Da rilevare che non ha avuto alcun effetto sulle politiche immigrazioniste del governo Conte 2 l’allarme terrorismo giunto dalla Libia secondo cui tra i 3mila mercenari siriani inviati da Ankara a Tripoli e appartenenti a milizie jihadiste e di al-Qaeda, alcune decine "hanno iniziato a lasciare il territorio libico alla volta dell'Italia" e "almeno 17 sono già arrivati" nella Penisola.
Lo sostiene l'Osservatorio siriano per i diritti umani (Ondus), Ong con sede a Londra e vicina ai ribelli anti-Assad, citando "fonti affidabili". "Una volta arrivati in Libia, hanno deposto le armi e sono andati in Italia e alcuni di loro in Algeria come via per passare in Europa", ha riportato ancora l'Ondus citando anche "parenti e persone loro vicine".

Non sono stati forniti dettagli circa le modalità dello sbarco in Italia ma l’Ondus sembra confermare le dichiarazioni del generale libico Khalifa Haftar che il 19 gennaio aveva fatto sapere tramite il suo portavoce che "41 miliziani terroristi siriani sono andati in Italia attraverso i porti dell'ovest della Libia, quindi attraverso i flussi migratori illegali”.

Non è certo la prima volta che la presenza di terroristi e miliziani jihadisti viene segnalata tra i flussi migratori illegali diretti in Italia come componente più limitata rispetto ai criminali comuni che in gran numero si sono mischiati ai clandestini in partenza dal Nord Africa.
La prima a parlare di infiltrazioni di terroristi tra i migranti fu Emma Bonino, ministro degli Esteri del governo Letta nel novembre 2013 ma dopo di lei ne parlarono anche i ministri Alfano, Gentiloni e Minniti senza che venisse fatto nulla per bloccare i flussi, neppure quando la Polizia italiana ha fermato un certo numero di ex miliziani provenienti dalla Siria dove avevano combattuto nei ranghi di formazioni ribelli jihadiste.

Oggi alla minaccia dei mercenari jihadisti siriani in Libia si aggiungono anche i mercenari africani “in saldo” per le milizie libiche che si fronteggiano in armi.
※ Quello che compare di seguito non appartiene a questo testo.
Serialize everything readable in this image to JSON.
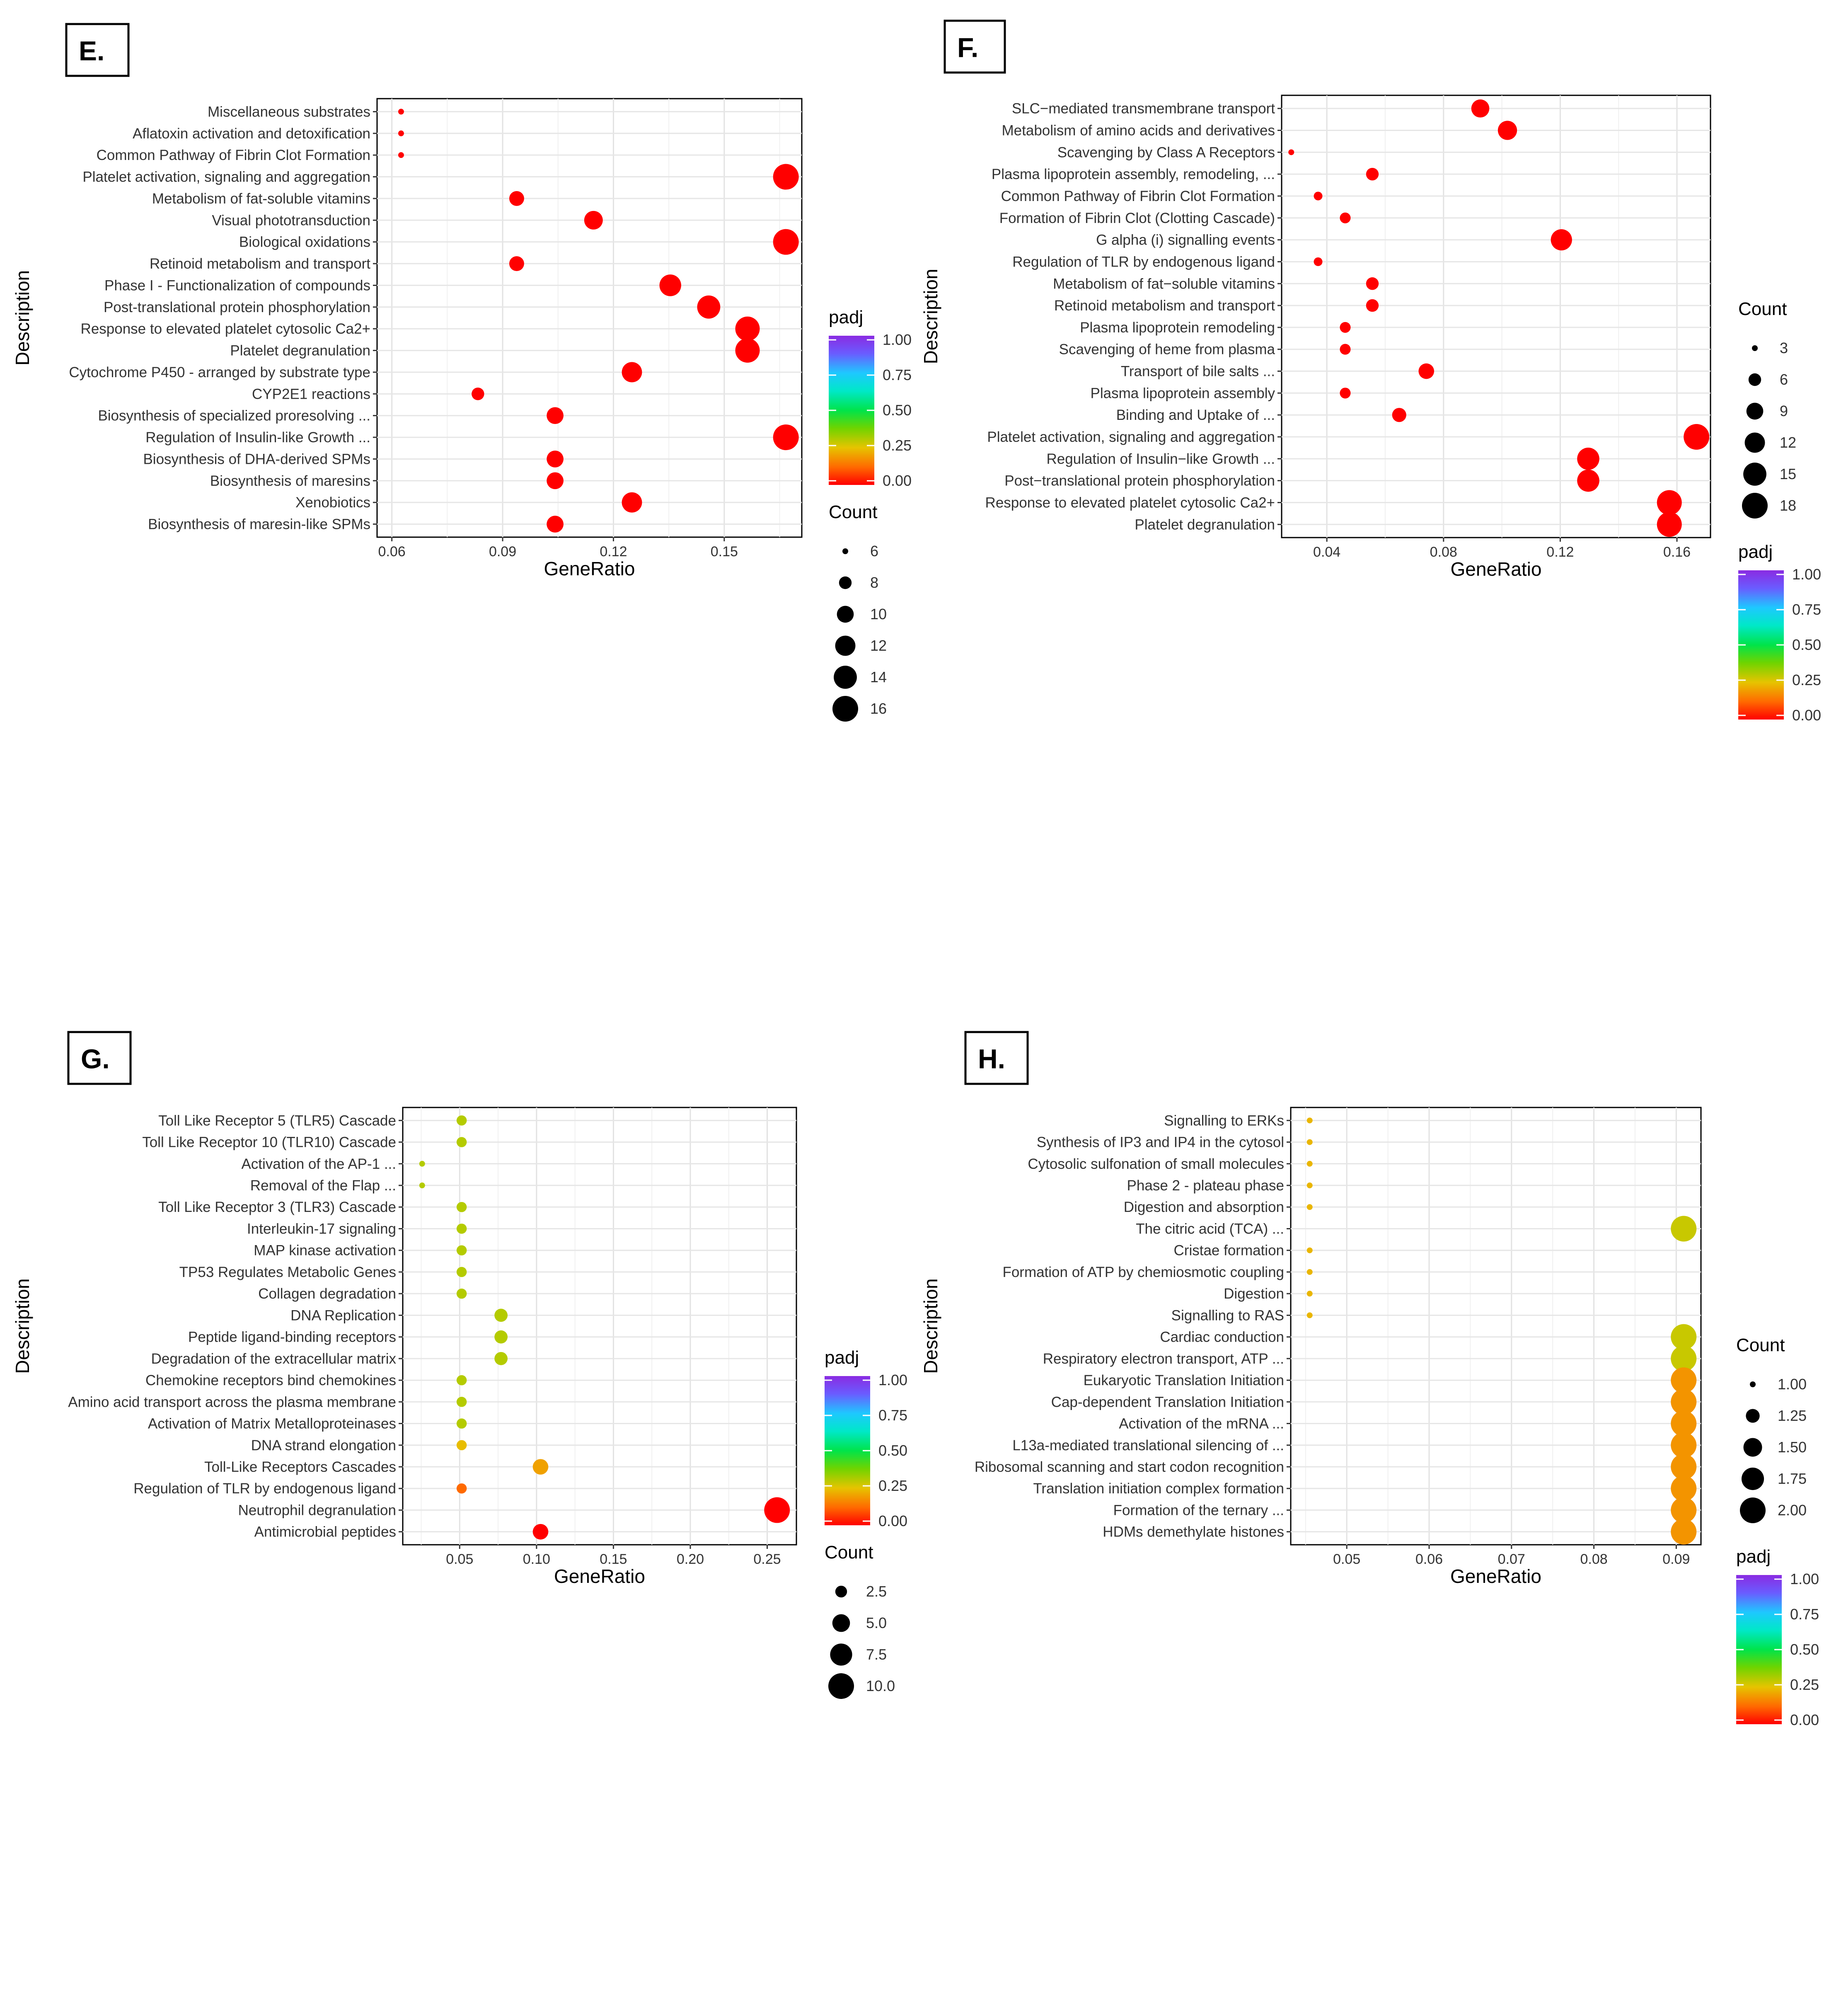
{
  "chart_data": [
    {
      "type": "scatter",
      "panel_label": "E.",
      "xlabel": "GeneRatio",
      "ylabel": "Description",
      "xlim": [
        0.056,
        0.171
      ],
      "xticks": [
        0.06,
        0.09,
        0.12,
        0.15
      ],
      "xtick_labels": [
        "0.06",
        "0.09",
        "0.12",
        "0.15"
      ],
      "categories": [
        "Miscellaneous substrates",
        "Aflatoxin activation and detoxification",
        "Common Pathway of Fibrin Clot Formation",
        "Platelet activation, signaling and aggregation",
        "Metabolism of fat-soluble vitamins",
        "Visual phototransduction",
        "Biological oxidations",
        "Retinoid metabolism and transport",
        "Phase I - Functionalization of compounds",
        "Post-translational protein phosphorylation",
        "Response to elevated platelet cytosolic Ca2+",
        "Platelet degranulation",
        "Cytochrome P450 - arranged by substrate type",
        "CYP2E1 reactions",
        "Biosynthesis of specialized proresolving ...",
        "Regulation of Insulin-like Growth ...",
        "Biosynthesis of DHA-derived SPMs",
        "Biosynthesis of maresins",
        "Xenobiotics",
        "Biosynthesis of maresin-like SPMs"
      ],
      "x": [
        0.0625,
        0.0625,
        0.0625,
        0.1667,
        0.0938,
        0.1146,
        0.1667,
        0.0938,
        0.1354,
        0.1458,
        0.1563,
        0.1563,
        0.125,
        0.0833,
        0.1042,
        0.1667,
        0.1042,
        0.1042,
        0.125,
        0.1042
      ],
      "count": [
        6,
        6,
        6,
        16,
        9,
        11,
        16,
        9,
        13,
        14,
        15,
        15,
        12,
        8,
        10,
        16,
        10,
        10,
        12,
        10
      ],
      "padj": [
        0.0,
        0.0,
        0.0,
        0.0,
        0.0,
        0.0,
        0.0,
        0.0,
        0.0,
        0.0,
        0.0,
        0.0,
        0.0,
        0.0,
        0.0,
        0.0,
        0.0,
        0.0,
        0.0,
        0.0
      ],
      "count_range": [
        6,
        16
      ],
      "legend_order": [
        "padj",
        "count"
      ],
      "padj_legend": {
        "title": "padj",
        "ticks": [
          "1.00",
          "0.75",
          "0.50",
          "0.25",
          "0.00"
        ]
      },
      "count_legend": {
        "title": "Count",
        "values": [
          6,
          8,
          10,
          12,
          14,
          16
        ],
        "labels": [
          "6",
          "8",
          "10",
          "12",
          "14",
          "16"
        ]
      }
    },
    {
      "type": "scatter",
      "panel_label": "F.",
      "xlabel": "GeneRatio",
      "ylabel": "Description",
      "xlim": [
        0.0245,
        0.1715
      ],
      "xticks": [
        0.04,
        0.08,
        0.12,
        0.16
      ],
      "xtick_labels": [
        "0.04",
        "0.08",
        "0.12",
        "0.16"
      ],
      "categories": [
        "SLC−mediated transmembrane transport",
        "Metabolism of amino acids and derivatives",
        "Scavenging by Class A Receptors",
        "Plasma lipoprotein assembly, remodeling, ...",
        "Common Pathway of Fibrin Clot Formation",
        "Formation of Fibrin Clot (Clotting Cascade)",
        "G alpha (i) signalling events",
        "Regulation of TLR by endogenous ligand",
        "Metabolism of fat−soluble vitamins",
        "Retinoid metabolism and transport",
        "Plasma lipoprotein remodeling",
        "Scavenging of heme from plasma",
        "Transport of bile salts ...",
        "Plasma lipoprotein assembly",
        "Binding and Uptake of ...",
        "Platelet activation, signaling and aggregation",
        "Regulation of Insulin−like Growth ...",
        "Post−translational protein phosphorylation",
        "Response to elevated platelet cytosolic Ca2+",
        "Platelet degranulation"
      ],
      "x": [
        0.0926,
        0.1019,
        0.0278,
        0.0556,
        0.037,
        0.0463,
        0.1204,
        0.037,
        0.0556,
        0.0556,
        0.0463,
        0.0463,
        0.0741,
        0.0463,
        0.0648,
        0.1667,
        0.1296,
        0.1296,
        0.1574,
        0.1574
      ],
      "count": [
        10,
        11,
        3,
        6,
        4,
        5,
        13,
        4,
        6,
        6,
        5,
        5,
        8,
        5,
        7,
        18,
        14,
        14,
        17,
        17
      ],
      "padj": [
        0.0,
        0.0,
        0.0,
        0.0,
        0.0,
        0.0,
        0.0,
        0.0,
        0.0,
        0.0,
        0.0,
        0.0,
        0.0,
        0.0,
        0.0,
        0.0,
        0.0,
        0.0,
        0.0,
        0.0
      ],
      "count_range": [
        3,
        18
      ],
      "legend_order": [
        "count",
        "padj"
      ],
      "padj_legend": {
        "title": "padj",
        "ticks": [
          "1.00",
          "0.75",
          "0.50",
          "0.25",
          "0.00"
        ]
      },
      "count_legend": {
        "title": "Count",
        "values": [
          3,
          6,
          9,
          12,
          15,
          18
        ],
        "labels": [
          "3",
          "6",
          "9",
          "12",
          "15",
          "18"
        ]
      }
    },
    {
      "type": "scatter",
      "panel_label": "G.",
      "xlabel": "GeneRatio",
      "ylabel": "Description",
      "xlim": [
        0.013,
        0.269
      ],
      "xticks": [
        0.05,
        0.1,
        0.15,
        0.2,
        0.25
      ],
      "xtick_labels": [
        "0.05",
        "0.10",
        "0.15",
        "0.20",
        "0.25"
      ],
      "categories": [
        "Toll Like Receptor 5 (TLR5) Cascade",
        "Toll Like Receptor 10 (TLR10) Cascade",
        "Activation of the AP-1 ...",
        "Removal of the Flap ...",
        "Toll Like Receptor 3 (TLR3) Cascade",
        "Interleukin-17 signaling",
        "MAP kinase activation",
        "TP53 Regulates Metabolic Genes",
        "Collagen degradation",
        "DNA Replication",
        "Peptide ligand-binding receptors",
        "Degradation of the extracellular matrix",
        "Chemokine receptors bind chemokines",
        "Amino acid transport across the plasma membrane",
        "Activation of Matrix Metalloproteinases",
        "DNA strand elongation",
        "Toll-Like Receptors Cascades",
        "Regulation of TLR by endogenous ligand",
        "Neutrophil degranulation",
        "Antimicrobial peptides"
      ],
      "x": [
        0.0513,
        0.0513,
        0.0256,
        0.0256,
        0.0513,
        0.0513,
        0.0513,
        0.0513,
        0.0513,
        0.0769,
        0.0769,
        0.0769,
        0.0513,
        0.0513,
        0.0513,
        0.0513,
        0.1026,
        0.0513,
        0.2564,
        0.1026
      ],
      "count": [
        2,
        2,
        1,
        1,
        2,
        2,
        2,
        2,
        2,
        3,
        3,
        3,
        2,
        2,
        2,
        2,
        4,
        2,
        10,
        4
      ],
      "padj": [
        0.3,
        0.3,
        0.3,
        0.3,
        0.3,
        0.3,
        0.3,
        0.3,
        0.3,
        0.3,
        0.3,
        0.3,
        0.3,
        0.3,
        0.3,
        0.24,
        0.2,
        0.12,
        0.0,
        0.0
      ],
      "count_range": [
        1,
        10
      ],
      "legend_order": [
        "padj",
        "count"
      ],
      "padj_legend": {
        "title": "padj",
        "ticks": [
          "1.00",
          "0.75",
          "0.50",
          "0.25",
          "0.00"
        ]
      },
      "count_legend": {
        "title": "Count",
        "values": [
          2.5,
          5.0,
          7.5,
          10.0
        ],
        "labels": [
          "2.5",
          "5.0",
          "7.5",
          "10.0"
        ]
      }
    },
    {
      "type": "scatter",
      "panel_label": "H.",
      "xlabel": "GeneRatio",
      "ylabel": "Description",
      "xlim": [
        0.0432,
        0.093
      ],
      "xticks": [
        0.05,
        0.06,
        0.07,
        0.08,
        0.09
      ],
      "xtick_labels": [
        "0.05",
        "0.06",
        "0.07",
        "0.08",
        "0.09"
      ],
      "categories": [
        "Signalling to ERKs",
        "Synthesis of IP3 and IP4 in the cytosol",
        "Cytosolic sulfonation of small molecules",
        "Phase 2 - plateau phase",
        "Digestion and absorption",
        "The citric acid (TCA) ...",
        "Cristae formation",
        "Formation of ATP by chemiosmotic coupling",
        "Digestion",
        "Signalling to RAS",
        "Cardiac conduction",
        "Respiratory electron transport, ATP ...",
        "Eukaryotic Translation Initiation",
        "Cap-dependent Translation Initiation",
        "Activation of the mRNA ...",
        "L13a-mediated translational silencing of ...",
        "Ribosomal scanning and start codon recognition",
        "Translation initiation complex formation",
        "Formation of the ternary ...",
        "HDMs demethylate histones"
      ],
      "x": [
        0.0455,
        0.0455,
        0.0455,
        0.0455,
        0.0455,
        0.0909,
        0.0455,
        0.0455,
        0.0455,
        0.0455,
        0.0909,
        0.0909,
        0.0909,
        0.0909,
        0.0909,
        0.0909,
        0.0909,
        0.0909,
        0.0909,
        0.0909
      ],
      "count": [
        1,
        1,
        1,
        1,
        1,
        2,
        1,
        1,
        1,
        1,
        2,
        2,
        2,
        2,
        2,
        2,
        2,
        2,
        2,
        2
      ],
      "padj": [
        0.23,
        0.23,
        0.23,
        0.23,
        0.23,
        0.28,
        0.23,
        0.23,
        0.23,
        0.23,
        0.28,
        0.28,
        0.18,
        0.18,
        0.18,
        0.18,
        0.18,
        0.18,
        0.18,
        0.18
      ],
      "count_range": [
        1,
        2
      ],
      "legend_order": [
        "count",
        "padj"
      ],
      "padj_legend": {
        "title": "padj",
        "ticks": [
          "1.00",
          "0.75",
          "0.50",
          "0.25",
          "0.00"
        ]
      },
      "count_legend": {
        "title": "Count",
        "values": [
          1.0,
          1.25,
          1.5,
          1.75,
          2.0
        ],
        "labels": [
          "1.00",
          "1.25",
          "1.50",
          "1.75",
          "2.00"
        ]
      }
    }
  ]
}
Ne ha parlato il 27gennaio sul Corriere della Sera il reportage di Francesco Battistini che ha visitato “il discount del soldato di ventura” alla rotonda Fashelom, a Tripoli, dove i migranti africani vengono arruolati per combattere con le diverse milizie fedeli al governo di accordo nazionale (GNA) di Fayez al-Sarraj.
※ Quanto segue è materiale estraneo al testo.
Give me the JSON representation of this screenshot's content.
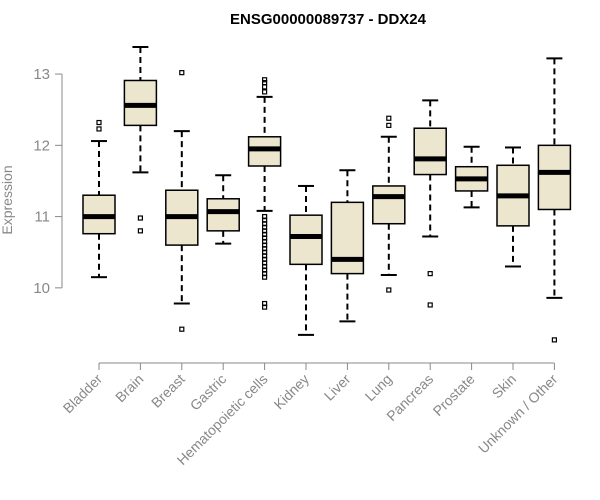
{
  "chart_data": {
    "type": "box",
    "title": "ENSG00000089737 - DDX24",
    "xlabel": "",
    "ylabel": "Expression",
    "ylim": [
      9.1,
      13.45
    ],
    "yticks": [
      10,
      11,
      12,
      13
    ],
    "ytick_labels": [
      "10",
      "11",
      "12",
      "13"
    ],
    "box_fill": "#ede6cf",
    "categories": [
      "Bladder",
      "Brain",
      "Breast",
      "Gastric",
      "Hematopoietic cells",
      "Kidney",
      "Liver",
      "Lung",
      "Pancreas",
      "Prostate",
      "Skin",
      "Unknown / Other"
    ],
    "boxes": [
      {
        "whisker_low": 10.15,
        "q1": 10.76,
        "median": 11.0,
        "q3": 11.3,
        "whisker_high": 12.06,
        "outliers": [
          12.23,
          12.32
        ]
      },
      {
        "whisker_low": 11.62,
        "q1": 12.28,
        "median": 12.56,
        "q3": 12.91,
        "whisker_high": 13.38,
        "outliers": [
          10.8,
          10.98
        ]
      },
      {
        "whisker_low": 9.78,
        "q1": 10.6,
        "median": 11.0,
        "q3": 11.37,
        "whisker_high": 12.2,
        "outliers": [
          9.42,
          13.02
        ]
      },
      {
        "whisker_low": 10.62,
        "q1": 10.8,
        "median": 11.07,
        "q3": 11.25,
        "whisker_high": 11.58,
        "outliers": []
      },
      {
        "whisker_low": 11.08,
        "q1": 11.71,
        "median": 11.95,
        "q3": 12.12,
        "whisker_high": 12.68,
        "outliers": [
          12.75,
          12.82,
          12.88,
          12.92,
          9.73,
          9.78,
          10.15,
          10.2,
          10.25,
          10.3,
          10.35,
          10.4,
          10.45,
          10.5,
          10.55,
          10.6,
          10.65,
          10.7,
          10.75,
          10.8,
          10.85,
          10.9,
          10.95,
          11.0
        ]
      },
      {
        "whisker_low": 9.34,
        "q1": 10.33,
        "median": 10.72,
        "q3": 11.02,
        "whisker_high": 11.43,
        "outliers": []
      },
      {
        "whisker_low": 9.53,
        "q1": 10.2,
        "median": 10.4,
        "q3": 11.2,
        "whisker_high": 11.65,
        "outliers": []
      },
      {
        "whisker_low": 10.18,
        "q1": 10.9,
        "median": 11.28,
        "q3": 11.43,
        "whisker_high": 12.12,
        "outliers": [
          9.97,
          12.28,
          12.38
        ]
      },
      {
        "whisker_low": 10.72,
        "q1": 11.59,
        "median": 11.81,
        "q3": 12.24,
        "whisker_high": 12.63,
        "outliers": [
          9.76,
          10.2
        ]
      },
      {
        "whisker_low": 11.13,
        "q1": 11.36,
        "median": 11.53,
        "q3": 11.7,
        "whisker_high": 11.98,
        "outliers": []
      },
      {
        "whisker_low": 10.3,
        "q1": 10.87,
        "median": 11.29,
        "q3": 11.72,
        "whisker_high": 11.97,
        "outliers": []
      },
      {
        "whisker_low": 9.86,
        "q1": 11.1,
        "median": 11.62,
        "q3": 12.0,
        "whisker_high": 13.22,
        "outliers": [
          9.27
        ]
      }
    ]
  }
}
L’ipotesi che tra questi vi sia anche un buon numero di quanti successivamente sbarcano in Italia, dopo aver guadagnato armi in pugno il denaro necessario a pagare i trafficanti, è quindi molto concreta e suffragata del resto dall’ampia e documentata presenza di mercenari che combattono con le opposte fazioni libiche provenienti da Niger, Ciad, Mali e Sudan: gli stessi Stati africani da cui provengono buona parte dei migranti presenti in Libia e che giungono poi illegalmente in Italia.
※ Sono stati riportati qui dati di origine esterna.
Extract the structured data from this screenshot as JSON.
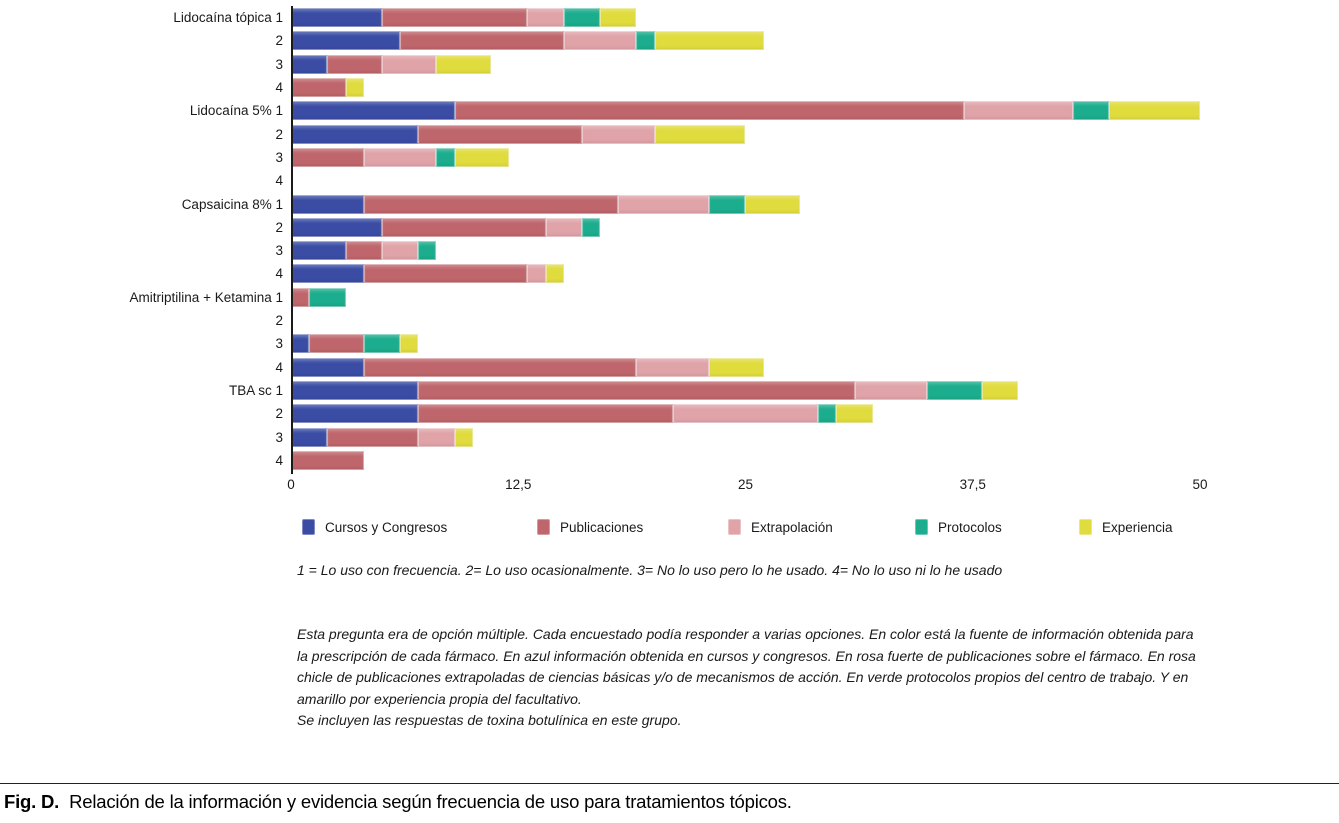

Neppure il rischio di accogliere miliziani, oltre a criminali e terroristi, sembra aver provocato reazioni preoccupate nel governo italiano mentre le organizzazioni umanitarie “immigrazioniste senza se e senza ma” come Amnesty International e Caritas sembrano voler tenere a basso profilo l’intera questione, come racconta lo stesso Battistini.
«I tebu e i mahamid, è noto che si sentano tribù libiche e quindi combattano volentieri — dice Donatella Rovera, di Amnesty International —. Gli altri, è possibile che le milizie li sfruttino per lavorare. Ma questo non può essere tecnicamente definito un arruolamento. Nessuno ha mai trovato la prova che i migranti siano mandati a sparare», si legge nell’articolo del Corriere.

Diverso il parere dell’Unhcr, l’agenzia Onu per i rifugiati, che per bocca di Vincent Cochetel ha denunciato tempo fa come nel centro di detenzione di Qaser Ben Gashir siano date agli immigrati le divise e un’alternativa: la libertà in cambio del reclutamento. Anche alla Caritas, se cerchiamo conferme, la risposta è tortuosa: «Non sappiamo di migranti assoldati dalle milizie», (prima versione, ufficiale); «in effetti sappiamo qualcosa, ma non possiamo parlarne perché poi ci fanno grane» (seconda versione, ufficiosa).

Insomma, meglio tacere e lasciar correre piuttosto che rischiare di ostacolare il rinnovato boom di sbarchi di clandestini in Italia.